A renda da capitania excedia trezentos mil cruzados. Entram pela barra anualmente de 230 ou 240 embarcações de seis, oito, até doze mil arrobas, e todas saem carregadas. Há continuamente navegando nos rios acarretando as cargas os ditos barcos a mais de cem iates, ou canoas, que carregam de 1000 a 1500 arrobas. A importação no ano de 1804 para esta capitania chegou a novecentos e trinta contos, subindo a exportação a 1111 contos. No ano de 1805 chegou a importação a montar 1058 contos e a exportação a 1215 contos. Nos anos de 1806 chegou a importação a 1163 contos e a exportação a 1057 contos. No de 1807 chegou a importação a 1217 contos e a exportação a 1109 contos. Magalhães encerra o seu ensaio ressaltando que a Capitania necessitava muito da ajuda de Sua Majestade para o seu desenvolvimento, investimento que no futuro seria de grande utilidade para o monarca.

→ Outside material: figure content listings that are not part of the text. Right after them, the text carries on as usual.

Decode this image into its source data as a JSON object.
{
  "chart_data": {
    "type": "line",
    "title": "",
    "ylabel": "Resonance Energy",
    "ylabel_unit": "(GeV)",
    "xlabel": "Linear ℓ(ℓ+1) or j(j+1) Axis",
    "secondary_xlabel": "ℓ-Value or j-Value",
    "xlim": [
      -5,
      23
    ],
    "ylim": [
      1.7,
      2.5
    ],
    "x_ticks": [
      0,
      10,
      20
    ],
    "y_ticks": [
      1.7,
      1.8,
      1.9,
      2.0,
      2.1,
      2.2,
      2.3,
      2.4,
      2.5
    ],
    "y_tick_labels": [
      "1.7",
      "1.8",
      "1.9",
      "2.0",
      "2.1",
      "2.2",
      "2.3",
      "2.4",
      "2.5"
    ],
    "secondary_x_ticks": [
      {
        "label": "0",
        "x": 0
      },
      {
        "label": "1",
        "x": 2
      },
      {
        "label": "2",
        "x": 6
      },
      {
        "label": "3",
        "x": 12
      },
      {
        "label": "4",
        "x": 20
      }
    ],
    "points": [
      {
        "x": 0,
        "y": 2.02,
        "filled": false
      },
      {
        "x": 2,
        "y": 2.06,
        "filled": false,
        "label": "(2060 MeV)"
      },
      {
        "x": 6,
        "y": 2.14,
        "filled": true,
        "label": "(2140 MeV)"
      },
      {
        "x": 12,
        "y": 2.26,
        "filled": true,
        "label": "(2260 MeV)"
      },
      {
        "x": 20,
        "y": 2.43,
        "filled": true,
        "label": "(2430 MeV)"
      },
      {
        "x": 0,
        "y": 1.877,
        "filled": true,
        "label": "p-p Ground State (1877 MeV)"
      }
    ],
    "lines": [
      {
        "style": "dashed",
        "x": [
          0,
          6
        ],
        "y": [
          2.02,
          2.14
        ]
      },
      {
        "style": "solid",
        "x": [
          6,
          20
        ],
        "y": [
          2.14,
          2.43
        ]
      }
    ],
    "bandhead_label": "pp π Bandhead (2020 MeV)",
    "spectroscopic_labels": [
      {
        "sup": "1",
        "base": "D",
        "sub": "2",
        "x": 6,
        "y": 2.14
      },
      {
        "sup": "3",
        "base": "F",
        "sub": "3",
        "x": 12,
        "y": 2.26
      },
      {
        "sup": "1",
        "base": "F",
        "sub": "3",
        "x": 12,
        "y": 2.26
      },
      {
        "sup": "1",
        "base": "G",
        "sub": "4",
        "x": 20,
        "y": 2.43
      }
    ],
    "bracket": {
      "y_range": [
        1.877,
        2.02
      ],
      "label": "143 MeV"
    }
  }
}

       Magalhães publicou uma relação de comerciantes que atuavam na Vila do Rio Grande de São Pedro há duzentos anos atrás, observando-se entre outros Fernandes Braga que era o presidente da Província quando da eclosão da Revolução Farroupilha e Francisco Marques Lisboa, pai do Almirante Tamandaré: “Antonio Francisco dos Anjos, Antonio Francisco dos Santos Abreu, Antonio Gomes Rosa da Cunha, Antonio Rodrigues Fernandes Braga, Antonio de Sá Araújo, Agostinho Moreira Machado, Baltazar Gomes Viana, Carlos Cosme dos Reis, Cipriano Rodrigues Barcelos, Domingos Velho da Silva, Domingos Rodrigues, Domingos de Castro e Antiqueira, Francisco Marques Lisboa, Francisco Barbosa Ferreira, Francisco Ferreira Barbosa, Hipólito José Fernandes, José Vieira da Cunha, José Pinto Martins & Comp., Joaquim José da Cruz Secco, José Thomaz da Silva, José Rodrigues de Barcelos, João Francisco Vieira Braga, José Vieira Lima, José Antônio de Bitancourt, Justino José de Oliveira, José Duarte Nunes, José de Barros Coelho, José Ferreira de Araújo, José de Souza, Ignácio dos Santos Abreu, Padre José Martins Chaves, José Joaquim Bezerra, José de Freitas Guimarães, Miguel Cunha Pereira, Matheus da Cunha Teles, Manoel Ferreira Nunes, Manoel José da Silva Guimarães, Manoel Álvaro de Morais, Manoel Albino Rodrigues de Carvalho, Manoel José de Oliveira Guimarães, Nicolau Cosme dos Reis, Paulino Gomes de Seixas".